From India’s Perspective, the Taliban victory is a definite setback to its political, economic and strategic interests in Afghanistan where India invested around $3bn to develop much-required infrastructure, besides capacity building. As a result, India enjoyed close relations with the elected government and enormous goodwill of the Afghan people. Unfortunately, at no point of time, India was in a position to influence the evolving political roadmap of Afghanistan. 

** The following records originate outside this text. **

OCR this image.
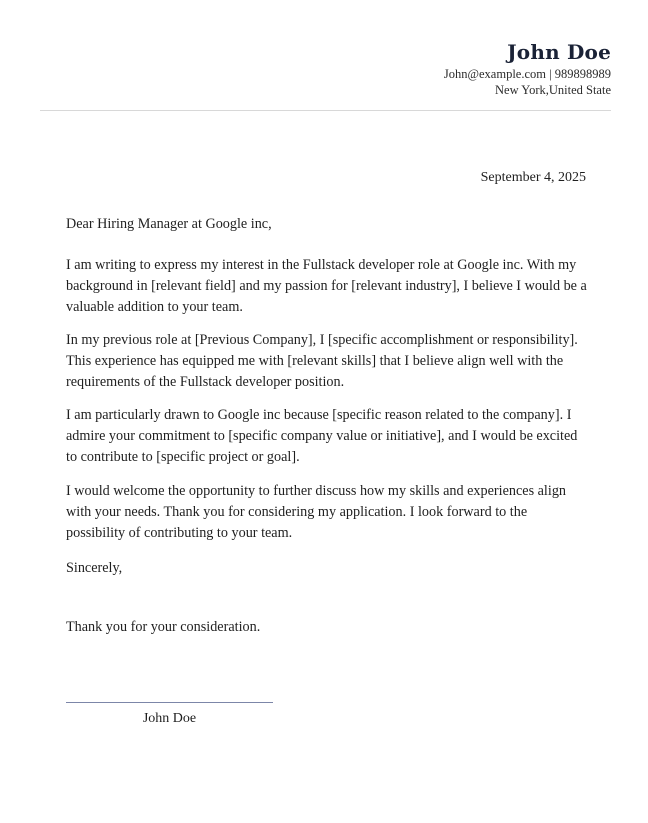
John Doe
John@example.com | 989898989
New York,United State
September 4, 2025

Dear Hiring Manager at Google inc,

I am writing to express my interest in the Fullstack developer role at Google inc. With my background in [relevant field] and my passion for [relevant industry], I believe I would be a valuable addition to your team.

In my previous role at [Previous Company], I [specific accomplishment or responsibility]. This experience has equipped me with [relevant skills] that I believe align well with the requirements of the Fullstack developer position.

I am particularly drawn to Google inc because [specific reason related to the company]. I admire your commitment to [specific company value or initiative], and I would be excited to contribute to [specific project or goal].

I would welcome the opportunity to further discuss how my skills and experiences align with your needs. Thank you for considering my application. I look forward to the possibility of contributing to your team.

Sincerely,

Thank you for your consideration.

John Doe
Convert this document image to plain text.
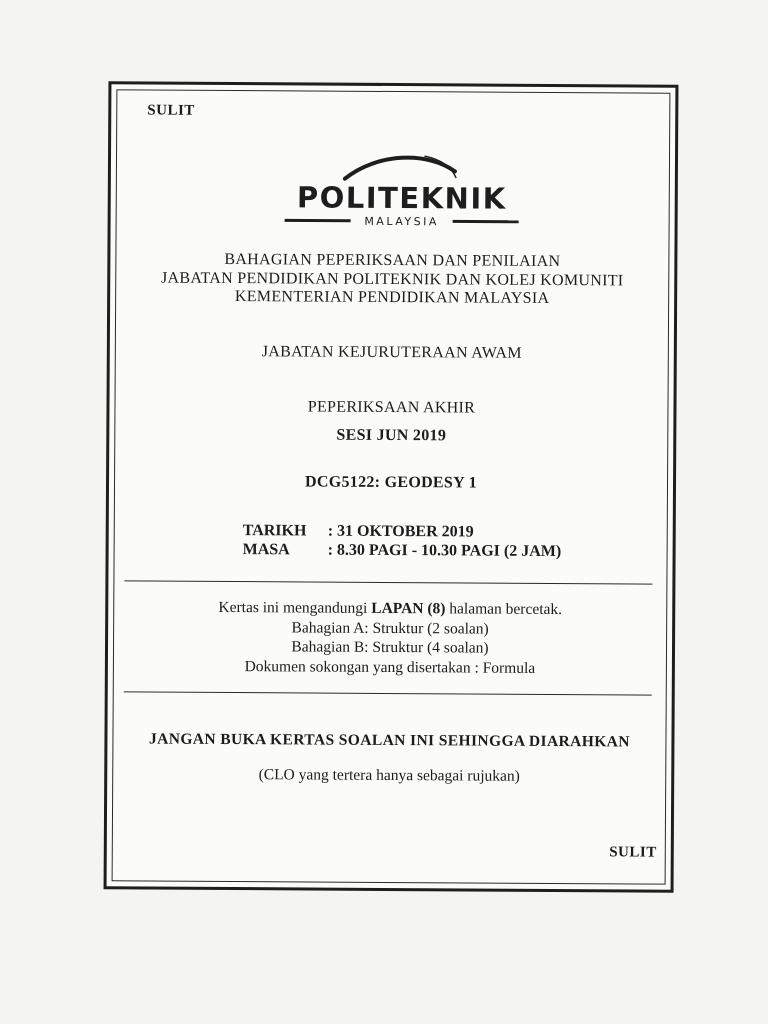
SULIT
POLITEKNIK
MALAYSIA
BAHAGIAN PEPERIKSAAN DAN PENILAIAN
JABATAN PENDIDIKAN POLITEKNIK DAN KOLEJ KOMUNITI
KEMENTERIAN PENDIDIKAN MALAYSIA
JABATAN KEJURUTERAAN AWAM
PEPERIKSAAN AKHIR
SESI JUN 2019
DCG5122: GEODESY 1
TARIKH	: 31 OKTOBER 2019
MASA	: 8.30 PAGI - 10.30 PAGI (2 JAM)
Kertas ini mengandungi LAPAN (8) halaman bercetak.
Bahagian A: Struktur (2 soalan)
Bahagian B: Struktur (4 soalan)
Dokumen sokongan yang disertakan : Formula
JANGAN BUKA KERTAS SOALAN INI SEHINGGA DIARAHKAN
(CLO yang tertera hanya sebagai rujukan)
SULIT
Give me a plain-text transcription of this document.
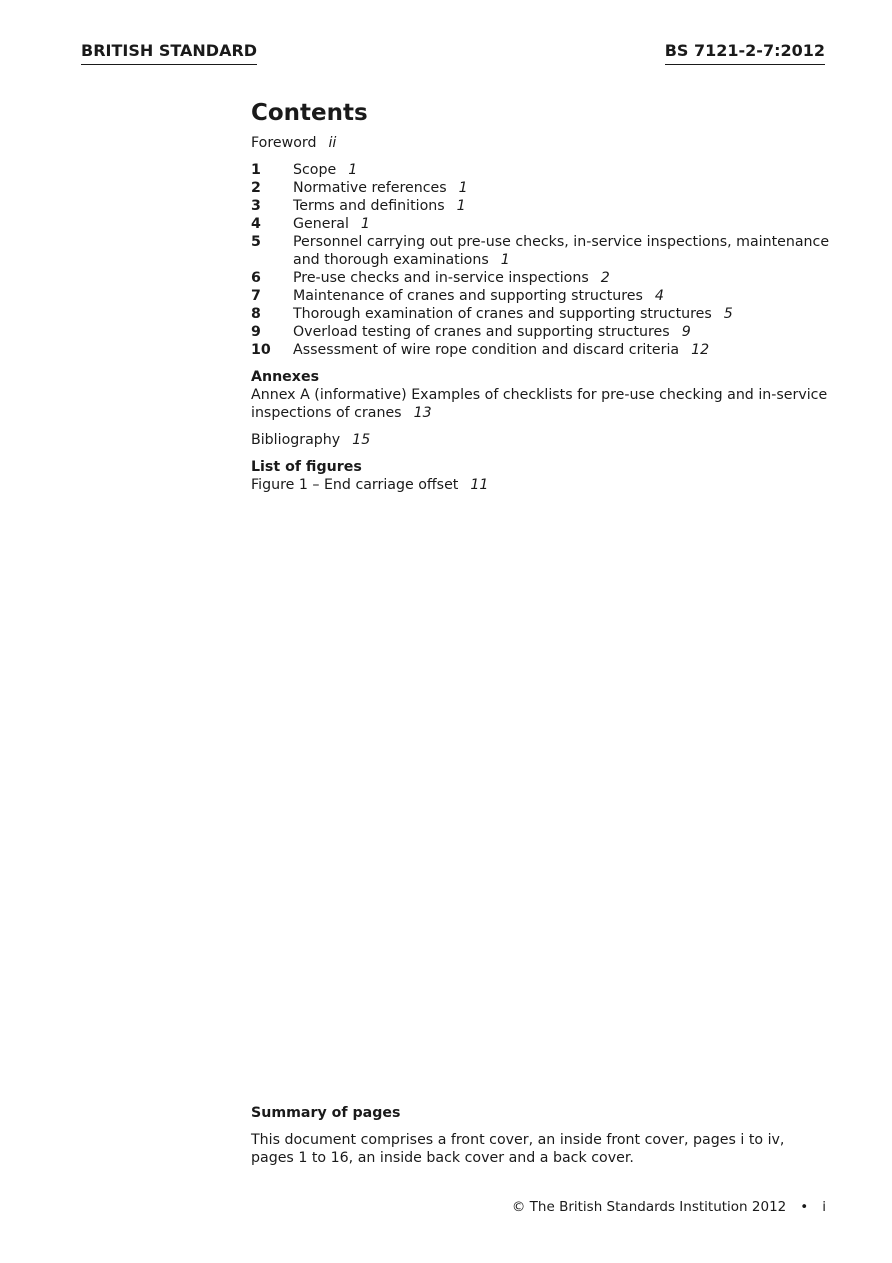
BRITISH STANDARD	BS 7121-2-7:2012
Contents
Foreword ii
1	Scope 1
2	Normative references 1
3	Terms and definitions 1
4	General 1
5	Personnel carrying out pre-use checks, in-service inspections, maintenance
and thorough examinations 1
6	Pre-use checks and in-service inspections 2
7	Maintenance of cranes and supporting structures 4
8	Thorough examination of cranes and supporting structures 5
9	Overload testing of cranes and supporting structures 9
10	Assessment of wire rope condition and discard criteria 12
Annexes
Annex A (informative) Examples of checklists for pre-use checking and in-service
inspections of cranes 13
Bibliography 15
List of figures
Figure 1 – End carriage offset 11
Summary of pages
This document comprises a front cover, an inside front cover, pages i to iv,
pages 1 to 16, an inside back cover and a back cover.
© The British Standards Institution 2012 • i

The position is worse now. 

India is now required to carve some space for itself on a territory that has largely fallen under the influence of its adversaries namely Pakistan and China. Pakistan and Taliban were always in hand-in-glove. 

The latter has been reached out by Taliban on more than one occasion, and has several strategic and economic interests including the use of Taliban to counter radical Uighur Muslims, enormous natural resources of Afghanistan which await to be exploited and finally extension of Belt and Road Initiative project. One of the biggest foreign policy challenge for India is to choose between ideology and pragmatism. Needless to add that it is premature to expect any articulation of its position in black and white in immediate future from the Indian government which has rightly adopted a wait-and–watch policy though sooner or later India will have to take a tough call.

(Disclaimer: The views of the writer do not represent the views of WION or ZMCL. Nor does WION or ZMCL endorse the views of the writer.)